Formocresol and eugenol are the two nonspecific intracanal medicaments commonly used in endodontic practice. Both have high tissue irritation potential when used in conventional strength. Propylene glycol is an alcohol that is injectable and itself possesses significant antibacterial action. It is a popular vehicle and hence was used to modify the two drugs. Standard bacteriologic methods were employed to test the antibacterial action of these lower concentrations of the two drugs against four test organisms. The investigations indicate that formocresol at as low as 10 to 20% and eugenol at 75% are bactericidal in action and hence may be useful at these concentrations for clinical use. Evaluation of these lower concentrations is warranted for possible clinical use. Propylene glycol, which possesses antibacterial action and is remarkably innocuous to tissues, appears to be a suitable vehicle for dilution of formocresol and eugenol.     

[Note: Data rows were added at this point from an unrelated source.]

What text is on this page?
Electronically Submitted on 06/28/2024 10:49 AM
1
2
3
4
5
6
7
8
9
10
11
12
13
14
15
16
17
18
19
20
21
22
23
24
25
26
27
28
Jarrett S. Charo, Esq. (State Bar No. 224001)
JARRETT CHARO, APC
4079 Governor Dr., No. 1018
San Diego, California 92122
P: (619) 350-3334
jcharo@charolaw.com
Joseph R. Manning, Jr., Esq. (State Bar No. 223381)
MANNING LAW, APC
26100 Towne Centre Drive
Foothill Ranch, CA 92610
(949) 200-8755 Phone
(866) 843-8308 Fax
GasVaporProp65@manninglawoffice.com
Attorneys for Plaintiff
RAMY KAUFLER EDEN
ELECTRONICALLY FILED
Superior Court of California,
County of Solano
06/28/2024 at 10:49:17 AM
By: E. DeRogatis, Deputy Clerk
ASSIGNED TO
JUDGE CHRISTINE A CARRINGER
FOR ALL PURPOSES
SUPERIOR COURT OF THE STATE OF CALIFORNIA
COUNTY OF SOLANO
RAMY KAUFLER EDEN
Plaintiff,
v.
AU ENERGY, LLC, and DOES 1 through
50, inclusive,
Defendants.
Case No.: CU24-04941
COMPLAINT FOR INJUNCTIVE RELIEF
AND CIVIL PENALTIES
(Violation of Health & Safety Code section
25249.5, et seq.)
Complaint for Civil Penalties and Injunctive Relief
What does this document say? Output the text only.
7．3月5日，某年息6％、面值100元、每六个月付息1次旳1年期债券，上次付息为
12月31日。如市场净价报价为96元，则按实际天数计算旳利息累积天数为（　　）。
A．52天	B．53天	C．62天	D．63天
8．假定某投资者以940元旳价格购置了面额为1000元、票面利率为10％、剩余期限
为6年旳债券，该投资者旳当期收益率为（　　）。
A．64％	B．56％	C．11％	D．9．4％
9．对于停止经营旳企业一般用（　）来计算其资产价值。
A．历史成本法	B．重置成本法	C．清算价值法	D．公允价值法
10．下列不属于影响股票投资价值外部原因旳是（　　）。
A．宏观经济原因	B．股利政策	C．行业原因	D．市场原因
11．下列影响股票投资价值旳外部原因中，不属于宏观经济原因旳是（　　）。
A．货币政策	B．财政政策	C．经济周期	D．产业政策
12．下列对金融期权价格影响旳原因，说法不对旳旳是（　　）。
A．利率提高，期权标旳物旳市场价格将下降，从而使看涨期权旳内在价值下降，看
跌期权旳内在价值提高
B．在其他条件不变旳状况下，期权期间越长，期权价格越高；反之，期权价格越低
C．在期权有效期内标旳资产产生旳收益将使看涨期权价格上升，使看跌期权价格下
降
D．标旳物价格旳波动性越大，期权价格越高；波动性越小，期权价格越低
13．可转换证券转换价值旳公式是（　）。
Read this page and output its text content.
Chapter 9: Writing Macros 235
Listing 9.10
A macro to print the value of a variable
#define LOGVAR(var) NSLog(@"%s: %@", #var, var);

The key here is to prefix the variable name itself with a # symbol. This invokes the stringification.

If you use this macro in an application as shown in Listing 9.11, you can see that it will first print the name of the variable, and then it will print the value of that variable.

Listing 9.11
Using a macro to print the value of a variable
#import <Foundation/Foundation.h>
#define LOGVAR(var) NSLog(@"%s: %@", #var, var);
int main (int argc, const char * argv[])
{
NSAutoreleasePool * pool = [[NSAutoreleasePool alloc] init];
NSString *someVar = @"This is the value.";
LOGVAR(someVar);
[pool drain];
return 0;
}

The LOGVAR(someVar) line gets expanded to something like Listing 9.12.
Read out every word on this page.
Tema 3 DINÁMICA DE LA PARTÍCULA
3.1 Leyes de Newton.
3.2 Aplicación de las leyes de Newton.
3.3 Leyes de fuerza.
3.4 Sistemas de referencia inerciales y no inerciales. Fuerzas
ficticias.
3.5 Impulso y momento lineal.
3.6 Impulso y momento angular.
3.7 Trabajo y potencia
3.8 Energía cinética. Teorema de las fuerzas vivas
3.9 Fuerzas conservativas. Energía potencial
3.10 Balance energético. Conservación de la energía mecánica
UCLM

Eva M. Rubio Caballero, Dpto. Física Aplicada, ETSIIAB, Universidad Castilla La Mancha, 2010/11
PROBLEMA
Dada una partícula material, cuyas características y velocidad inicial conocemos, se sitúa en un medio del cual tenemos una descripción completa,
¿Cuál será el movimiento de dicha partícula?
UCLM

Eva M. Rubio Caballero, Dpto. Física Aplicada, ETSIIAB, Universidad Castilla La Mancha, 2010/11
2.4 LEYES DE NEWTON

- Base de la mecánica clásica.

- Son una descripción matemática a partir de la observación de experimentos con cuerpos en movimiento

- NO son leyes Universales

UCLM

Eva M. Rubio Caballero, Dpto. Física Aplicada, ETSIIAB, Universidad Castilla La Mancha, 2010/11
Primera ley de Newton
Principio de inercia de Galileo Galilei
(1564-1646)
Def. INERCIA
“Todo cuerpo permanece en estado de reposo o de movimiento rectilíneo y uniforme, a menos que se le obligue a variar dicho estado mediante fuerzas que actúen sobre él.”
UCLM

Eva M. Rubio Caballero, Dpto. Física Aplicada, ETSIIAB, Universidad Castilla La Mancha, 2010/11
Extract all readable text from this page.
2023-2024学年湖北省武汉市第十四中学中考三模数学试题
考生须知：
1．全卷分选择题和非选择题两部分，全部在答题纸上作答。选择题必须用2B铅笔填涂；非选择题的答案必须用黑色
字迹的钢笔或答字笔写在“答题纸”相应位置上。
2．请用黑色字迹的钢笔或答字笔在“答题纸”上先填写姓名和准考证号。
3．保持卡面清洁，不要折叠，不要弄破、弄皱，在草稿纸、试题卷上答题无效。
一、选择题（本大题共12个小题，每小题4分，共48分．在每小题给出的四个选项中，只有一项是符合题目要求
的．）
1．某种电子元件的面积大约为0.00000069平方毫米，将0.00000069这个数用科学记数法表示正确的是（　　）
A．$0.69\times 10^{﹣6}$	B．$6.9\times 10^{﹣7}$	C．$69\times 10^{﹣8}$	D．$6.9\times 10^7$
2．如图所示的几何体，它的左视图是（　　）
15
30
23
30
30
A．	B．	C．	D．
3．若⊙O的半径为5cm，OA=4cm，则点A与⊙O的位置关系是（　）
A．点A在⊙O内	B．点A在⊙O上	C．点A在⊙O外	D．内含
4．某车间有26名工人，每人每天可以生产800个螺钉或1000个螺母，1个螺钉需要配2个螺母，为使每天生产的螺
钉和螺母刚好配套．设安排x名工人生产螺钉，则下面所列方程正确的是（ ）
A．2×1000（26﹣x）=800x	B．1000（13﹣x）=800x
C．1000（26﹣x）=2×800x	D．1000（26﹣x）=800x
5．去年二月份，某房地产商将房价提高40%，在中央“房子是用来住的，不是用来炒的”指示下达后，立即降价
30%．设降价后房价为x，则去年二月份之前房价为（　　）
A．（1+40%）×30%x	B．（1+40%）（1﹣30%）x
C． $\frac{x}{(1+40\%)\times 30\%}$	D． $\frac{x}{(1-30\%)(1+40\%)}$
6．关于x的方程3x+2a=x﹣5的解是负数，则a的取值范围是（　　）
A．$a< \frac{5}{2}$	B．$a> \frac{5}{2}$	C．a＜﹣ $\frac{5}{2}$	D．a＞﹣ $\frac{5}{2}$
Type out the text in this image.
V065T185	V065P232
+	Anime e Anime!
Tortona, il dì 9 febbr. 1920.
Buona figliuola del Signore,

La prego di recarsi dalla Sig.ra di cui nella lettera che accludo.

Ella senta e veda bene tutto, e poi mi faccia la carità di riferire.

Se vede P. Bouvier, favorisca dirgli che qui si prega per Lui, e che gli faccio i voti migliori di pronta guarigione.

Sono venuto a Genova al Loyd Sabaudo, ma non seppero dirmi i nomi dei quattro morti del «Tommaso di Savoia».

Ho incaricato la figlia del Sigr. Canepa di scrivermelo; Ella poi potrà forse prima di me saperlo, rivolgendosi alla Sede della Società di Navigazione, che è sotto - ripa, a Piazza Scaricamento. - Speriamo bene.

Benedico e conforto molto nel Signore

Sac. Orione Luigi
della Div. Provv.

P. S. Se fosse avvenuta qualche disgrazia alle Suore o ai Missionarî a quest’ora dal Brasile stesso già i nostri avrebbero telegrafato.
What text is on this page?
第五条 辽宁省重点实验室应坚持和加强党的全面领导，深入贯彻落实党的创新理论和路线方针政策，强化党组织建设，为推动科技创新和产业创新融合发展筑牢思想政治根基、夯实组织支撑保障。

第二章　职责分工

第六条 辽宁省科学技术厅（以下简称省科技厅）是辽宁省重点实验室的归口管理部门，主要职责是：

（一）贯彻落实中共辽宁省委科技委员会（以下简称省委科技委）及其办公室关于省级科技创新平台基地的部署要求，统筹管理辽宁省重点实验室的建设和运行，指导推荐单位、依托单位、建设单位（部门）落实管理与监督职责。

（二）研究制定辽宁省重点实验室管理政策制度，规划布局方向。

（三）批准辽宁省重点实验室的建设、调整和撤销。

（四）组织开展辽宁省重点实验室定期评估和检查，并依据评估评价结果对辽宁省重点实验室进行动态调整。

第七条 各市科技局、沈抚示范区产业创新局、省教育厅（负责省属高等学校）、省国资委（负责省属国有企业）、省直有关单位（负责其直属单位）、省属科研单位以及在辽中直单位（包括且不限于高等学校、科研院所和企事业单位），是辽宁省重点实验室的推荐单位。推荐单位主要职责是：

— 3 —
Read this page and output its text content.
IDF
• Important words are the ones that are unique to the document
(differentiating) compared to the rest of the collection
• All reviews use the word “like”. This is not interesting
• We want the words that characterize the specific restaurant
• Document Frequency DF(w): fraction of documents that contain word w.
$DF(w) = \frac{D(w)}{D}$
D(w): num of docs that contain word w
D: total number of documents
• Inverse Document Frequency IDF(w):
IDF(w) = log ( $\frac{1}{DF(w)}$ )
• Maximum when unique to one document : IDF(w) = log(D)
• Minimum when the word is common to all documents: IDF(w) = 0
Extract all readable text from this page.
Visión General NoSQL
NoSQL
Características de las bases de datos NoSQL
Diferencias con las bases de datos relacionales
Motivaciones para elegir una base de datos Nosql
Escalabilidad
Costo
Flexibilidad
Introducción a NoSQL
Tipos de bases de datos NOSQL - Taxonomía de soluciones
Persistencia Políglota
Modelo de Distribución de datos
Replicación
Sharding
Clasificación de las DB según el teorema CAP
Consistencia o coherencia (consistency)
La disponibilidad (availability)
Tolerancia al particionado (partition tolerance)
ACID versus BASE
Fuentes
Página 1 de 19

An in vitro study with various vehicles of diffusion of formocresol and its components

abstract — Pulpotomy in primary teeth using the formocresol method results in varying degrees of devitalization of the root pulp. The extent of this devitalization depends on, among other things, the ability of the components of formocresol to leave the dressing. The purpose of this study was to evaluate the rate and duration of diffusion of the components of formocresol when incorporated in different vehicles. The antimicrobial effect of the drugs was used to assess the diffusion of the components of formocresol in blood agar, with a sensitive microorganism as an indicator. Evaluation of the MICs assessed in broth medium for formalin, formocresol and cresol, respectively, and the zone size of growth in hibition on blood agar from these components when incorporated in ZnO or ZnO-eugenol cement, suggested that the initial zone of inhibition from formocresol was due mainly to the diffusion of formaldehyde. Cresol diffused more slowly from the dressing. The presence of eugenol in the dressing, as in ZnO-eugenol cement, gave smaller initial release of formaldehyde, formocresol and cresol compared with the release from ZnO, but more prolonged diffusion. A higher initial release of formaldehyde was obtained when the formocresol was incorporated in ZnO alone compared with ZnO-eugenol cement or Pharmatec®.